The Missionary Oblates of Mary Immaculate serve poor and abandoned people in the United States and 70 countries around the world.

An Early Birthday Party for St. Eugene

Fr. James Allen, OMI

By Fr. James Allen, OMI

On August 1 each year, the Missionary Oblates of Mary Immaculate celebrate the birthday of their Founder, St. Eugene de Mazenod. From his earliest days as a priest, he dedicated much of his zeal and enthusiasm in preaching Christ to the youth of Aix.
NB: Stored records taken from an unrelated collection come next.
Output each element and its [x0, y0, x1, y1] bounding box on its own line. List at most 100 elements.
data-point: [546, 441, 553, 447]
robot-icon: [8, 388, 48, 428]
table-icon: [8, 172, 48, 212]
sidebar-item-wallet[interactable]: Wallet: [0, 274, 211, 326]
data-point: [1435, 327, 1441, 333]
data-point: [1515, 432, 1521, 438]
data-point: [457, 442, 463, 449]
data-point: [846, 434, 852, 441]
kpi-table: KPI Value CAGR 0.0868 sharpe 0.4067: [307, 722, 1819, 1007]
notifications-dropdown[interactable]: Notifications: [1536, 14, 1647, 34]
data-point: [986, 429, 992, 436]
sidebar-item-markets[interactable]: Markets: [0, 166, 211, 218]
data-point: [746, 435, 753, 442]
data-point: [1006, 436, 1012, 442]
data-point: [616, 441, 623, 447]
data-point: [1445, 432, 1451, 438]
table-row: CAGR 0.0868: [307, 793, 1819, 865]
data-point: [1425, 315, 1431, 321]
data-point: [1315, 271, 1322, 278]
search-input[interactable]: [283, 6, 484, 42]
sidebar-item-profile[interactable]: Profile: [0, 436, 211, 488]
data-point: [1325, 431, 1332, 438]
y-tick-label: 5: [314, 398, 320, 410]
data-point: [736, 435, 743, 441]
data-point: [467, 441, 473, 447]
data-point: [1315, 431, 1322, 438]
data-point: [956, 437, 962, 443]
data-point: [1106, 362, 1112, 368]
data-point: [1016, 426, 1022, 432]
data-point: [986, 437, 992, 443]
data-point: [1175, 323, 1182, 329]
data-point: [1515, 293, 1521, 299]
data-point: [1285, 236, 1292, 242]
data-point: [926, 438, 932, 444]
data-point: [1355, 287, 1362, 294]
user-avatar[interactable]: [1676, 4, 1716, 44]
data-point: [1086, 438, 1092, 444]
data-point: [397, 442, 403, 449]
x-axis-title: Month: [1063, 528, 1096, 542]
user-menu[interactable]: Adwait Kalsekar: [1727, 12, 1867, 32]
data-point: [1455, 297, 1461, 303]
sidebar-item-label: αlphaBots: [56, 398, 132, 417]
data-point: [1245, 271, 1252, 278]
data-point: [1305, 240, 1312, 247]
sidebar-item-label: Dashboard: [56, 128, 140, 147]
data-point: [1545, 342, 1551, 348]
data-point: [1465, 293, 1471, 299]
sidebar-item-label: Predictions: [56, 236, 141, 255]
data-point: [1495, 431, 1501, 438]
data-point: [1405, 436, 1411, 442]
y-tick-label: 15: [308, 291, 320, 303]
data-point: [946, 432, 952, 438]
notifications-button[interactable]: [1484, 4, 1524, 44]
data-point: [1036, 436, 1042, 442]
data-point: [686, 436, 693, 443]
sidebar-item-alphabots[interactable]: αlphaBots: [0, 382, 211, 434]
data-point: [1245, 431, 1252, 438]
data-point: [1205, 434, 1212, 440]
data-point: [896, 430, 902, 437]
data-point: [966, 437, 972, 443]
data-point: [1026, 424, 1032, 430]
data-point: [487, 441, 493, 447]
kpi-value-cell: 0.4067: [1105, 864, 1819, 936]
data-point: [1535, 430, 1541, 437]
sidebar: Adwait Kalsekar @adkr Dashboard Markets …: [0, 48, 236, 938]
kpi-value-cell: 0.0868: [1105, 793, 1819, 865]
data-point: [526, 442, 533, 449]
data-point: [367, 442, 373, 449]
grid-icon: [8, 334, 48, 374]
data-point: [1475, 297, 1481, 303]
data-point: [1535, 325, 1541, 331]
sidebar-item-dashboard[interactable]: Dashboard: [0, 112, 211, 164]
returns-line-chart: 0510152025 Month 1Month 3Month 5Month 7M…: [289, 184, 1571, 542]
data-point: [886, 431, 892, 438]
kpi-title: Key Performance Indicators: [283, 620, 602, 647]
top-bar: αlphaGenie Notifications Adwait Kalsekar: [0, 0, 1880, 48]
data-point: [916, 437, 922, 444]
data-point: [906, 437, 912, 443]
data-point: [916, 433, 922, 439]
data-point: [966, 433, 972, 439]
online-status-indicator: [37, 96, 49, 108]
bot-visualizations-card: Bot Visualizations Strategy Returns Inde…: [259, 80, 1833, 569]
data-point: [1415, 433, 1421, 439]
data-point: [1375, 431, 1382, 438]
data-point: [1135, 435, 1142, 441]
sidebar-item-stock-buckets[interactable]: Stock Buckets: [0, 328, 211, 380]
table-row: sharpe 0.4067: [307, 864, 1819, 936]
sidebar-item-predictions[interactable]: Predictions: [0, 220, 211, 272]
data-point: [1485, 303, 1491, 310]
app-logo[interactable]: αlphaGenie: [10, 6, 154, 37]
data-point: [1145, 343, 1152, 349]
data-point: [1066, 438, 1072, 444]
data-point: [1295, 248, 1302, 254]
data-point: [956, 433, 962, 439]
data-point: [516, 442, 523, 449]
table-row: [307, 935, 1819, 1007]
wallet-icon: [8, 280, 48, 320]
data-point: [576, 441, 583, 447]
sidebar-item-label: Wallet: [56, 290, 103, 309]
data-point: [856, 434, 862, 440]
The year 2013 marked the 200th anniversary of St. Eugene’s Association of Christian Youth. In his diary of March 31, 1839, he recalled: I therefore answered the Bishop of Metz that my sole ambition was to dedicate myself to the service of the poor and the youth. I made my first debut in the jails, and my training consisted in surrounding myself with young people whom I instructed. I trained a good number of them in virtue. I saw some 280 of them gathered around me, and those who today still remain faithful to the principles that I had the happiness of instilling in their souls and who do honor to their faith in every rank of society or in the sanctuary, will uphold for a long time, either in Aix or in the other places where they are dispersed, the reputation that this congregation had rightly acquired for itself while I was able to care for it.

St. Eugene received an early birthday gift this year. Prior to World Youth Day in Rio de Janeiro, Brazil, some 1,200 youth and volunteers from 29 countries gathered, as a warm-up to the Rio event, in Aparecida, Brazil, to celebrate Oblate World Youth Days. On July 19-22, they prayed and sang and danced together under the banner of St. Eugene’s love for the poor. And they spent serious moments reflecting on their own vocation as young men and women in today’s world.

In one of his talks to them, Fr. Louis Lougen, OMI, Superior General, encouraged and challenged them. Among other things, he said:

“An area of ​​great importance today is information technology. It is a world that needs to be evangelized and needs to become an instrument of evangelization. I am an immigrant in this new land. But you young missionaries were born in this era and are natives in the land of information technology. You must introduce the values of the Gospel to this new region of the world which is sometimes against Jesus. You must also, with the audacious spirit of Saint Eugene, imagine new ways that information technology and the communications revolution can be used to proclaim and spread the Gospel. Use your gifts, illuminated by the Holy Spirit, to find new and creative ways to evangelize. Be at the service of those excluded from this territory, especially the poor and marginalized.”